On this team limiting foul trouble …
“I just think early on there were a few things we knew we had to do. We had to take care of the ball and we just don’t have the luxury where you can check out mentally and get careless fouls. I just think they know that. Early in the year, we really called the scrimmages in a realistic fashion to imprint it in their mind. And again, we had a 3.5 team GPA in the fall. There are some smart cookies out there. We are not dealing with people who cannot process information, although we do have some mental errors at times. But overall we are a pretty intelligent group of people, but Evelyn is a year older and more experienced.  She used to really take some bad fouls. Alyssa Rice has just worked so hard. She fouled out last night, but she didn’t score a point last night but she was big for us in that victory with her defensive presence and defensive intelligence. I think we all knew that going in and we have done a good job with it.” 
On taking care of the ball …
“That turnover margin for us has been positive. It is has been important for us to have a chance to be successful in the league because we have not been a team that could really cause the volume of turnovers of what we have done in the past. Last night was a great time for us to go against that norm as we forced them into 22 turnovers. We have had to approach it in a different way. We used to have to cause a bunch of turnovers, this year we have tried to keep that turnover margin positive by taking care of the ball. I think turnover margin is a big indicator of your ability to win a game and we did a great job of that last night.” 
On what makes each game so unpredictable …
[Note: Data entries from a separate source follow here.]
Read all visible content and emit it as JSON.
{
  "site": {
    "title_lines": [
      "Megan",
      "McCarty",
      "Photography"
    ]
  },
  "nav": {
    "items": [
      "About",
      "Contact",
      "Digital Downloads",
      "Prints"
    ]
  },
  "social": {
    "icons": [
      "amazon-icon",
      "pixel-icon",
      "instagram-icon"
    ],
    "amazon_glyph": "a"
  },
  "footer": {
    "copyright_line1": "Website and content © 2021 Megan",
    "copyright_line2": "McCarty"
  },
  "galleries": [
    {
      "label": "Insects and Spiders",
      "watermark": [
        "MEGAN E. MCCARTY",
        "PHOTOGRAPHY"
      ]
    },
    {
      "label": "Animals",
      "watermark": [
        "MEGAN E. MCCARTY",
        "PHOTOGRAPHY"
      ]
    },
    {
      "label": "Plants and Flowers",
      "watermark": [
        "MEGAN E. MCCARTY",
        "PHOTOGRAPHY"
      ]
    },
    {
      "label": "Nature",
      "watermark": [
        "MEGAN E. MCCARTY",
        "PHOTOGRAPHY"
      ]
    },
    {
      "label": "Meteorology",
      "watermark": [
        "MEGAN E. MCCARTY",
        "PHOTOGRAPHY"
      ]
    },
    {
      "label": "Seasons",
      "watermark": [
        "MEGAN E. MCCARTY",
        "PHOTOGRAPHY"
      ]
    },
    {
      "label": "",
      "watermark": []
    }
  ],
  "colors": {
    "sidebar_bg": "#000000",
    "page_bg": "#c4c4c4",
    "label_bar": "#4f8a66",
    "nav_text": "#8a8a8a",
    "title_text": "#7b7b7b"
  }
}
“I think with our team we clearly have some talented players but we are not walking on the court and marking it down because of our talent. So we do have some flaws. We are a team that sort of – we have a core group that gets some things done and then it is kind of a hodgepodge. Listen, Makenzie Cann came in last night and her 3 was at a time where we could not score and were out of rhythm and she had a steal at the end of the game. You just never know where it is going to come from. So Makenzie Cann was huge in the game last night at critical times. If we don’t have those plays we lose. We have got to do it together and make plays at critical times because we are not just going to blow you away at talent and talent alone. We are not just going to show up and win games. So for us, I think it is helpful because it keeps us in the moment and we cannot get our heads too high in the clouds. For every game we have won, you can go back and see some flaws and mistakes that we made that we feel like we can improve on. I don’t know, it is just a healthy self-awareness that we know who we are. I think Makayla said it in her senior day press conference. We know who we are and we know what we have to do. That self-awareness has helped us.”